1 – Considera o seguinte fragmento de uma das famosas Conferências do Cassino Lisbonense, em que Eça de Queirós teoriza sobre o novo estilo, comparando-o com o Romantismo:
     “[...] o Realismo é uma reação contra o Romantismo: o Romantismo era a apoteose do sentimento; - o Realismo é a anatomia do caráter. É a crítica do homem. É a arte que nos pinta a nossos próprios olhos – para condenar o que houver de mal na nossa sociedade”.

a)      O narrador caracteriza Luísa como uma personagem romântica. Que traços da personagem, presentes no fragmento I, nos permitem associá-la com o Romantismo?
b)      Luísa é caracterizada por meio de uma ótica realista, na medida em que o narrador critica-lhe o romantismo, em vez de aderir a ele. Que frase do fragmento I comprova essa afirmação?

2 – Além da postura racional e objetiva, necessária para a “anatomia do caráter” pretendida pelos escritores realistas, este estilo, em sua vertente naturalista, vê o comportamento humano como consequência de certos fatores que o determinam.
a)      No caso de Luísa, que no romance é casada com Jorge e tem uma vida ociosa, de classe média abastada, a que fatores presentes no texto podemos atribuir os seus traços românticos?
b)      E no caso de Juliana, a segunda personagem caracterizada no fragmento 2? Qual é o fator determinante de sua revolta e seu ódio?
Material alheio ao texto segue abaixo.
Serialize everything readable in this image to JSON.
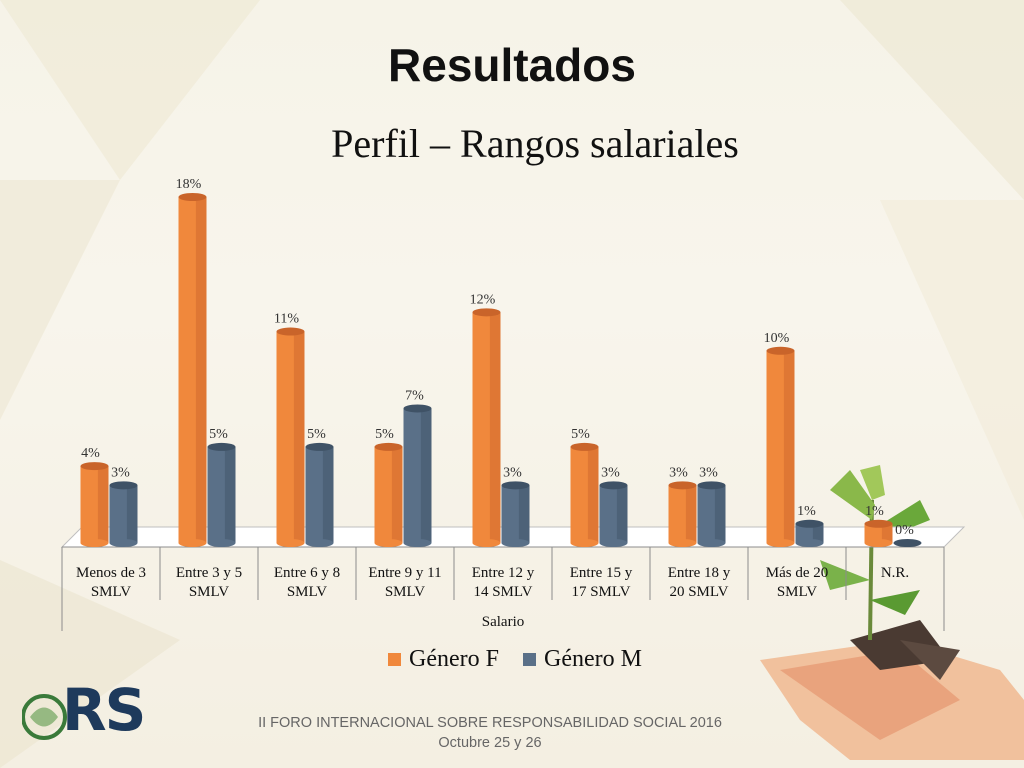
{
  "slide": {
    "title": "Resultados",
    "subtitle": "Perfil – Rangos salariales",
    "footer_line1": "II FORO INTERNACIONAL SOBRE RESPONSABILIDAD SOCIAL 2016",
    "footer_line2": "Octubre 25 y 26",
    "logo_text": "RS"
  },
  "colors": {
    "female": "#f0883c",
    "male": "#5a7088",
    "accent": "#1e3a5c"
  },
  "chart_data": {
    "type": "bar",
    "title": "",
    "xlabel": "Salario",
    "ylabel": "",
    "ylim": [
      0,
      20
    ],
    "categories": [
      [
        "Menos de 3",
        "SMLV"
      ],
      [
        "Entre 3 y 5",
        "SMLV"
      ],
      [
        "Entre 6 y 8",
        "SMLV"
      ],
      [
        "Entre 9 y 11",
        "SMLV"
      ],
      [
        "Entre 12 y",
        "14 SMLV"
      ],
      [
        "Entre 15 y",
        "17 SMLV"
      ],
      [
        "Entre 18 y",
        "20 SMLV"
      ],
      [
        "Más de 20",
        "SMLV"
      ],
      [
        "N.R.",
        ""
      ]
    ],
    "series": [
      {
        "name": "Género F",
        "values": [
          4,
          18,
          11,
          5,
          12,
          5,
          3,
          10,
          1
        ],
        "labels": [
          "4%",
          "18%",
          "11%",
          "5%",
          "12%",
          "5%",
          "3%",
          "10%",
          "1%"
        ]
      },
      {
        "name": "Género M",
        "values": [
          3,
          5,
          5,
          7,
          3,
          3,
          3,
          1,
          0
        ],
        "labels": [
          "3%",
          "5%",
          "5%",
          "7%",
          "3%",
          "3%",
          "3%",
          "1%",
          "0%"
        ]
      }
    ],
    "legend": "bottom",
    "grid": false
  }
}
3 – Para realizar sua “anatomia do caráter”, o Realismo-Naturalismo utiliza a comparação entre o comportamento humano e o dos animais, inclusive para realçar “o que houver de mal na sociedade” burguesa, cujas contradições critica implacavelmente.
a)      Transcreva o trecho do fragmento 2 que exemplifica essa característica:
b)      Mencione a contradição da sociedade burguesa a que o exemplo se refere.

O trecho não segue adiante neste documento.